Ginseng tea can be made from the roots, powdered roots or cuttings from any part of the plant. The ginseng is boiled in water to make the tea. It should steep in water for about five minutes before drinking. Ginseng tea can taste sweet at first, yet has a bitter aftertaste. Some people claim that it has a soothing effect.
Types of Ginseng
There are two main types of ginseng: Oriental ginseng and American ginseng（花旗参）. Oriental ginseng is grown in China and Korea and generally consists of Red Panax and White Ginseng. White Ginseng comes from the naturally dried root of the Oriental ginseng grown in Korea. Red Panax, the most popular type of ginseng in the East, is made by steaming the Korean White Ginseng root for 8 to 10 hours, then letting it dry. The resulting ginseng is red and is generally considered to be of higher potency than that of White Ginseng. American ginseng is native to Eastern North America. Its range spans from Southern Ontario to Georgia and as far west as Wisconsin. Most Oriental and American ginseng that is used has been cultivated since wild ginseng is now rare.
History of Ginseng Tea
The Chinese were the first recorded people to use ginseng on a regular basis. Because the plant's root often grows to resemble a human form, the name they gave it was a combination of the Chinese words for "man" and "plant." The plant later became known as Panax, a Greek word meaning "all healing," or "cure all," and it is related to the word panacea. In traditional Chinese medicine, ginseng was used as a "warming" herb since it was thought to boost energy and increase and stimulate body functions. It was widely used to increase sexual desire and potency.
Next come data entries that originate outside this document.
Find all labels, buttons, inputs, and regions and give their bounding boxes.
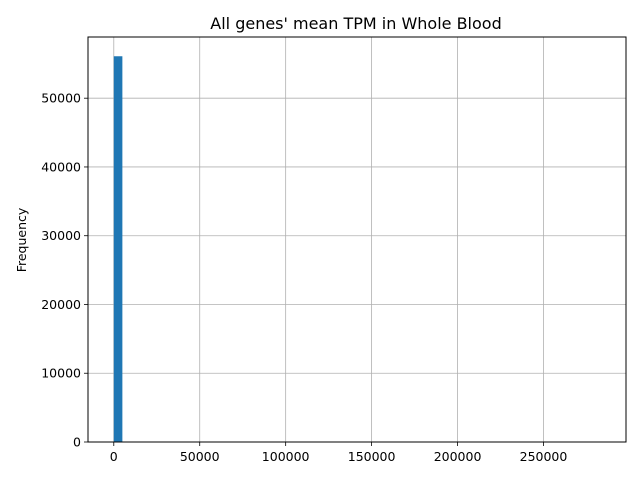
x-tick-label: 150000 xyxy=(348,449,396,464)
y-tick-label: 50000 xyxy=(41,91,81,106)
plot-frame xyxy=(87,36,627,443)
x-axis-ticks: 0 50000 100000 150000 200000 250000 xyxy=(110,442,568,464)
y-axis-label: Frequency xyxy=(14,207,29,272)
y-axis-ticks: 0 10000 20000 30000 40000 50000 xyxy=(41,91,88,450)
y-tick-label: 20000 xyxy=(41,297,81,312)
chart-title: All genes' mean TPM in Whole Blood xyxy=(210,14,501,33)
x-tick-label: 200000 xyxy=(434,449,482,464)
y-tick-label: 30000 xyxy=(41,228,81,243)
y-tick-label: 0 xyxy=(73,435,81,450)
x-tick-label: 50000 xyxy=(180,449,220,464)
x-tick-label: 100000 xyxy=(262,449,310,464)
histogram-bar xyxy=(113,56,123,443)
x-tick-label: 250000 xyxy=(520,449,568,464)
x-tick-label: 0 xyxy=(110,449,118,464)
bars xyxy=(113,56,123,443)
y-tick-label: 40000 xyxy=(41,159,81,174)
y-tick-label: 10000 xyxy=(41,366,81,381)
Ginseng Tea Health Benefits
Ginseng and ginseng tea have long been prized in Asian cultures for their perceived medicinal attributes. However, in America, the health benefits and risks of ginseng teas are still subject to scientific and medical study.
How to Make Chamomile Tea
When making ginseng tea, there are several options. The first is to use the rhizome itself. When buying ginseng choose a firm rhizome with no soft spots or discolorations. There is also the option of buying it pre-cut in thin slices.
Ginseng tea is slightly sweet at first but may have a strong biting or even bitter aftertaste. It is often mixed with chrysanthemum tea and sweetened with sugar or honey.
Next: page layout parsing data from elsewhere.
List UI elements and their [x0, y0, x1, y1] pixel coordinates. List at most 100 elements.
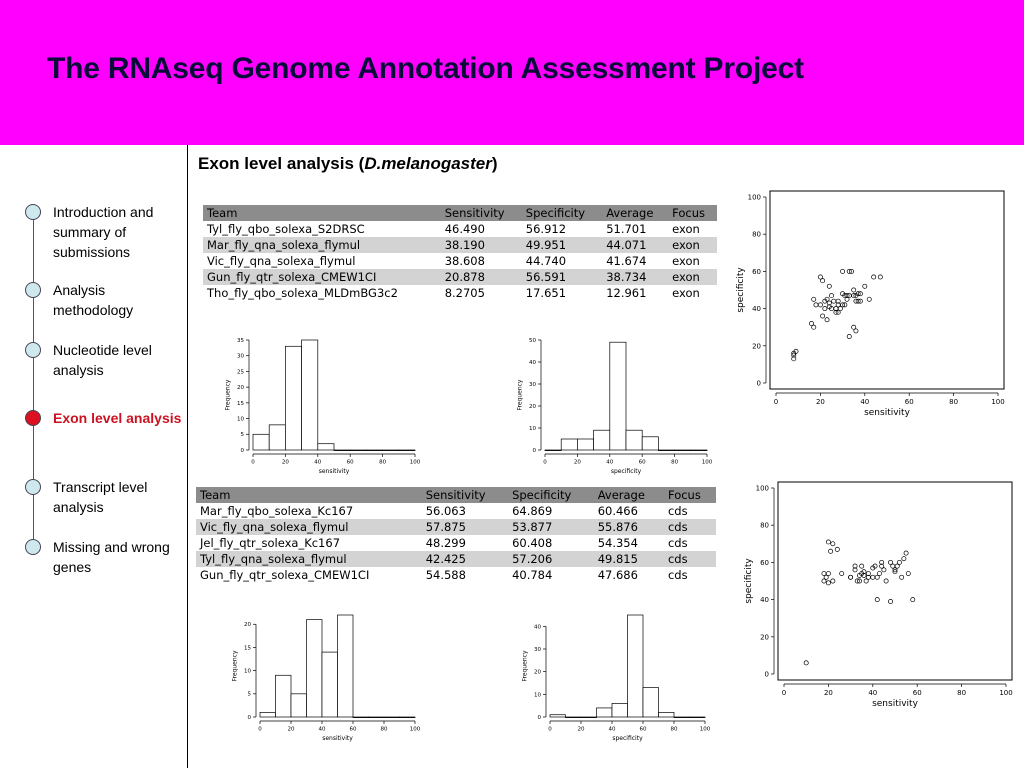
x-tick-label: 20: [574, 460, 581, 466]
y-tick-label: 20: [529, 404, 536, 410]
scatter-point: [821, 578, 827, 584]
histogram-bar: [596, 707, 613, 718]
y-tick-label: 10: [534, 692, 541, 698]
histogram-bar: [642, 687, 659, 718]
histogram-bar: [611, 703, 628, 718]
x-tick-label: 80: [957, 689, 966, 697]
y-tick-label: 0: [533, 448, 537, 454]
y-axis-label: Frequency: [517, 379, 524, 410]
cell: Mar_fly_qbo_solexa_Kc167: [200, 504, 354, 518]
cell: Vic_fly_qna_solexa_flymul: [207, 254, 356, 268]
histogram-bar: [399, 716, 416, 718]
y-axis-label: Frequency: [522, 650, 529, 681]
cell: 44.071: [602, 237, 669, 253]
y-tick-label: 20: [244, 622, 251, 628]
histogram-bar: [352, 716, 369, 718]
scatter-point: [811, 324, 817, 330]
x-tick-label: 60: [350, 727, 357, 733]
x-tick-label: 80: [671, 727, 678, 733]
cell: 64.869: [512, 504, 553, 518]
scatter-point: [894, 563, 900, 569]
histogram-bar: [317, 443, 335, 451]
y-axis-label: Frequency: [225, 379, 232, 410]
cell: exon: [672, 254, 700, 268]
nav-dot-icon: [25, 204, 41, 220]
histogram-bar: [398, 449, 416, 451]
cell: 38.608: [444, 254, 485, 268]
nav-item-label: Missing and wrong genes: [53, 539, 170, 575]
scatter-point: [791, 356, 797, 362]
scatter-point: [877, 571, 882, 577]
plot-frame: [777, 481, 1013, 681]
x-tick-label: 60: [639, 460, 646, 466]
x-axis-label: sensitivity: [864, 408, 911, 418]
scatter-point: [877, 274, 883, 280]
scatter-point: [896, 559, 902, 565]
histogram-bar: [690, 449, 708, 451]
y-tick-label: 80: [760, 522, 769, 530]
x-tick-label: 0: [251, 460, 255, 466]
histogram-bar: [268, 424, 286, 451]
cell: Tyl_fly_qbo_solexa_S2DRSC: [207, 222, 365, 236]
x-axis-label: specificity: [612, 735, 643, 742]
scatter-point: [817, 274, 823, 280]
cell: 56.912: [525, 222, 567, 236]
y-tick-label: 80: [752, 231, 761, 239]
scatter-point: [851, 287, 857, 293]
x-axis-label: sensitivity: [322, 735, 353, 742]
x-tick-label: 100: [702, 460, 713, 466]
table-header-row: Team Sensitivity Specificity Average Foc…: [203, 205, 717, 221]
scatter-point: [825, 571, 831, 577]
section-title-prefix: Exon level analysis (: [198, 154, 365, 173]
nav-dot-icon: [25, 282, 41, 298]
x-tick-label: 40: [314, 460, 321, 466]
x-tick-label: 0: [782, 689, 786, 697]
table-row: Vic_fly_qna_solexa_flymul 38.608 44.740 41.…: [203, 253, 717, 269]
cds-sensitivity-histogram: 0 20 40 60 80 100 sensitivity 0 5 10 15 20 Frequency: [232, 614, 421, 742]
scatter-point: [903, 550, 909, 556]
vertical-divider: [187, 145, 188, 768]
x-tick-label: 100: [410, 460, 421, 466]
scatter-point: [791, 352, 797, 358]
histogram-bar: [673, 716, 690, 718]
histogram-bar: [333, 449, 351, 451]
x-tick-label: 80: [671, 460, 678, 466]
header-banner: The RNAseq Genome Annotation Assessment …: [0, 0, 1024, 145]
scatter-point: [831, 298, 837, 304]
table-header-row: Team Sensitivity Specificity Average Foc…: [196, 487, 716, 503]
histogram-bar: [560, 438, 578, 451]
histogram-bar: [625, 429, 643, 451]
y-tick-label: 40: [529, 360, 536, 366]
scatter-point: [791, 350, 797, 356]
x-tick-label: 40: [609, 727, 616, 733]
histogram-bar: [382, 449, 400, 451]
y-tick-label: 20: [752, 342, 761, 350]
plot-frame: [769, 190, 1005, 390]
scatter-point: [861, 572, 867, 578]
x-tick-label: 80: [379, 460, 386, 466]
cell: 20.878: [440, 269, 522, 285]
scatter-point: [848, 574, 854, 580]
nav-dot-icon: [25, 342, 41, 358]
cell: 49.815: [593, 551, 664, 567]
histogram-bar: [349, 449, 367, 451]
cell: Gun_fly_qtr_solexa_CMEW1CI: [203, 269, 441, 285]
histogram-bar: [259, 712, 276, 718]
scatter-point: [853, 298, 859, 304]
exon-results-table: Team Sensitivity Specificity Average Foc…: [203, 205, 717, 301]
x-tick-label: 20: [824, 689, 833, 697]
header-cell: Specificity: [508, 487, 594, 503]
scatter-point: [901, 556, 907, 562]
y-tick-label: 60: [752, 268, 761, 276]
histogram-bar: [275, 674, 292, 718]
scatter-point: [892, 567, 898, 573]
scatter-point: [820, 313, 826, 319]
cds-specificity-histogram: 0 20 40 60 80 100 specificity 0 10 20 30 40 Frequenc…: [522, 614, 711, 742]
scatter-point: [840, 268, 846, 274]
scatter-point: [826, 304, 832, 310]
nav-dot-icon: [25, 539, 41, 555]
scatter-point: [910, 597, 916, 603]
scatter-point: [862, 283, 868, 289]
cds-scatter-plot: 0 20 40 60 80 100 sensitivity 0 20 40 60 80 100 speci…: [744, 481, 1013, 709]
y-tick-label: 35: [237, 338, 244, 344]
The first method for making ginseng tea is to pour boiling water over 3 to 5 thin slices of ginseng and let steep for 5 minutes—more if you prefer stronger tea, less if you prefer weaker tea.
Alternatively, boil 3 cups of water, add 8 to 10 ginseng slices, and then simmer for 15 to 20 minutes. Strain and let cool. It can be served warm or cold as an iced ginseng tea. Store the tea in the refrigerator.
Or, try the Korean version of ginseng tea. Place thinly sliced pieces of ginseng rhizome in a ceramic, glass, or stainless steel bowl and add a few teaspoons of honey. Let sit for 30 minutes, and then pour boiling water over the mixture to make the tea.
Tea can also be made with liquid extract or ginseng powder. For liquid extract, mix one cup of extract with one cup of boiling water. For powder, dissolve 1 teaspoon in one cup of boiling water.
It is also possible to use a standardized extract to make tea by adding a few drops to hot water in a cup. Be advised that extracts may contain small amounts of alcohol unless otherwise stated.
Ginseng tea should be avoided if you have high blood pressure, or are taking other stimulants. Also, children should not drink ginseng tea.